Despite the availability of direct measures of health literacy including the Rapid Estimate of Adults’ Literacy (REALM), the Test of Functional Health Literacy in Adults (TOFHLA), and the Newest Vital Sign.1215, the role of LHL in health outcomes remains largely unaddressed in public health and clinical practice. While these measures and other screening questions can be used by providers to identify individual patients at higher risk for LHL, administering such measures is logistically complex, and the measures themselves are limited largely to assessing reading ability and medical vocabulary and do not provide much, in any, information on other skills integral to health literacy.16,17 Such measures were also designed for individual, rather than community-level assessments, and provide little information about the level of health literacy within one’s patient population or community overall. Thus, there is a need for a predictive model that can use currently available data to help medical and public health practitioners, researchers, and health centers identify whether LHL may be a significant problem in the community or population they serve. The development of such a model may help set the stage for the development of community level measures, thus advancing action and facilitating efforts to target health literacy interventions in the practice setting and in areas of greatest need in the community at large.
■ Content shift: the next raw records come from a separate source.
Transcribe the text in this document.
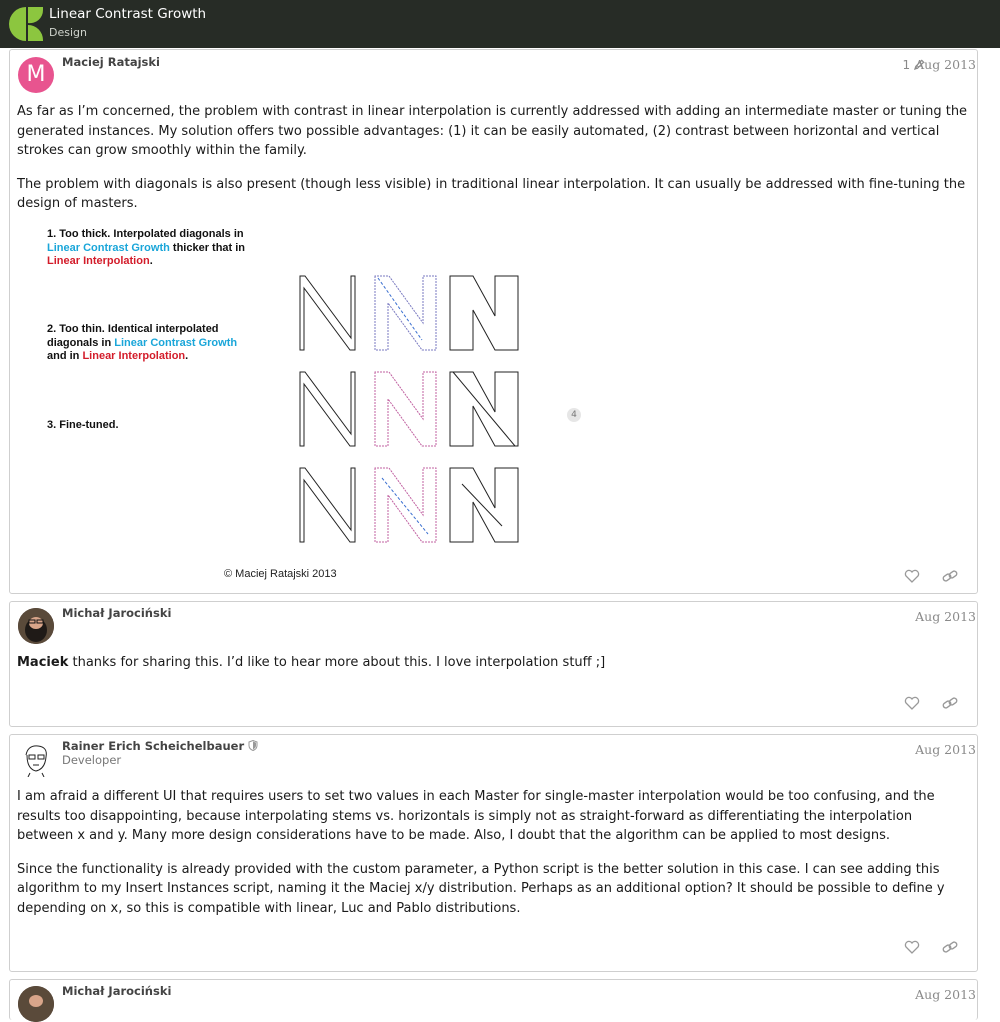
Linear Contrast Growth
Design
M	Maciej Ratajski	1 Aug 2013

As far as I’m concerned, the problem with contrast in linear interpolation is currently addressed with adding an intermediate master or tuning the generated instances. My solution offers two possible advantages: (1) it can be easily automated, (2) contrast between horizontal and vertical strokes can grow smoothly within the family.

The problem with diagonals is also present (though less visible) in traditional linear interpolation. It can usually be addressed with fine-tuning the design of masters.

1. Too thick. Interpolated diagonals in Linear Contrast Growth thicker that in Linear Interpolation.
2. Too thin. Identical interpolated diagonals in Linear Contrast Growth and in Linear Interpolation.
3. Fine-tuned.
© Maciej Ratajski 2013
4
Michał Jarociński	Aug 2013

Maciek thanks for sharing this. I’d like to hear more about this. I love interpolation stuff ;]

Rainer Erich Scheichelbauer
Developer
Aug 2013

I am afraid a different UI that requires users to set two values in each Master for single-master interpolation would be too confusing, and the results too disappointing, because interpolating stems vs. horizontals is simply not as straight-forward as differentiating the interpolation between x and y. Many more design considerations have to be made. Also, I doubt that the algorithm can be applied to most designs.

Since the functionality is already provided with the custom parameter, a Python script is the better solution in this case. I can see adding this algorithm to my Insert Instances script, naming it the Maciej x/y distribution. Perhaps as an additional option? It should be possible to define y depending on x, so this is compatible with linear, Luc and Pablo distributions.

Michał Jarociński	Aug 2013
Absent a predictive model, some providers use level of educational attainment or income as a proxy for health literacy, a practice that may lead to under- or over-estimation of the roles of each. While studies have identified individual characteristics associated with health literacy such as lower educational attainment, older age, lower income, and minority race or ethnicity12,13,15,1822,23 it is not clear whether using a combination of predictive factors in the form of a multivariable model is significantly more accurate than relying on a single variable.

Only recently have studies attempted to examine how these social factors work together11,21,24,25 and few, if any, of these models have included other constructs hypothesized to predict health literacy such as marital status, rurality,26 language spoken in home,1 and length of residence in the U.S. While the existing multivariable models demonstrate the utility, feasibility, and validity of such predictive models of health literacy, each has limitations. In Canada, for example, a multivariable model predicting health literacy included constructs such as daily reading at home and at work in addition to demographic characteristics.11 The amount of daily reading at home was the strongest predictor of health literacy in this model, yet such measures are not readily available in administrative or census data, reducing the model’s utility to generate community-level estimates. Recent U.S. models of health literacy have also been developed using data from elderly and/or Medicare populations. However, these models may have limited applicability to the general population in that the association of health literacy with demographic characteristics may vary with the age of the population of interest. Some have argued, for example, that among the elderly, income is not a strong predictor of health literacy, as many are no longer employed.27

Unfortunately, there have not been attempts to examine combinations of known predictors of LHL in a nationally representative sample of U.S. adults. Developing such a predictive model has significant potential to advance efforts to address action on poor quality care and outcomes related to health literacy by providing practitioners and public health officials with information on the average health literacy of the community they serve. Individuals and organizations serving communities with lower average health literacy may then target and implement a range of additional supports and strategies to increase individuals’ access to and understanding of health information.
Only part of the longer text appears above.